Cara stared. Go figure. She’d always been judged harshly by people who didn’t know her, and she’d just gone and done the same thing to someone else.
Then Ross whooped, slapped the young blonde on her Daisy Dukes, and spat a wad of tobacco on the ground, once again reinforcing a stereotype, but hey… at least he liked dogs.
Cara closed the door, awkwardly locking it, and carried the limp bundle of fur to a room she’d shut up tight two years ago.
“Dammit.” Her curse accompanied the creak of unused hinges as she wedged open the door with her shoulder. The stale air reeked of failure, and no matter how hard she tried to tug up her big-girl panties and be brave, her hands still shook as she laid the dog on the exam table and flipped on the light.

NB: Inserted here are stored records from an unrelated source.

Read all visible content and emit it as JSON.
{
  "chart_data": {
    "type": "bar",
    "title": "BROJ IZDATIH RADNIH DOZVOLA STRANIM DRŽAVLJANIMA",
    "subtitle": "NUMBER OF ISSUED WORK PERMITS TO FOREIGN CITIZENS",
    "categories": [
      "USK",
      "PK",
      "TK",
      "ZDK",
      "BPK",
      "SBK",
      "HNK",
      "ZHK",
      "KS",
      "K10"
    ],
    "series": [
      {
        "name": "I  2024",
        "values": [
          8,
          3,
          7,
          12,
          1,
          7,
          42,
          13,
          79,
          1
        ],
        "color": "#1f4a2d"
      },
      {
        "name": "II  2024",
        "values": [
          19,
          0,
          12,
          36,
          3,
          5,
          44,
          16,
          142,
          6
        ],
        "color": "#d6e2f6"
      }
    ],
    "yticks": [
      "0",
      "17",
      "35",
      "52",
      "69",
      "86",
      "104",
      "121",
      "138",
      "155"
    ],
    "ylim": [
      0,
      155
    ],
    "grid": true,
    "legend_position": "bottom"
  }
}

The dog’s black fur was matted with blood, and one hind leg was twisted awkwardly, the broken end of a bone piercing the skin. The dog needed a real vet, not her. Not someone who healed through vibes that even she sometimes doubted were real. The only physical medical experience she had was as a veterinary technician, and that had been eight years ago, when she’d been a teen working in her dad’s practice.
She did a U-turn before she went too far down that dark road, snapped on gloves, and when she turned back around, she recoiled. The pup—at least, it had the rounded, cuteish features of a young puppy despite its size—was looking at her. And its eyes were… red.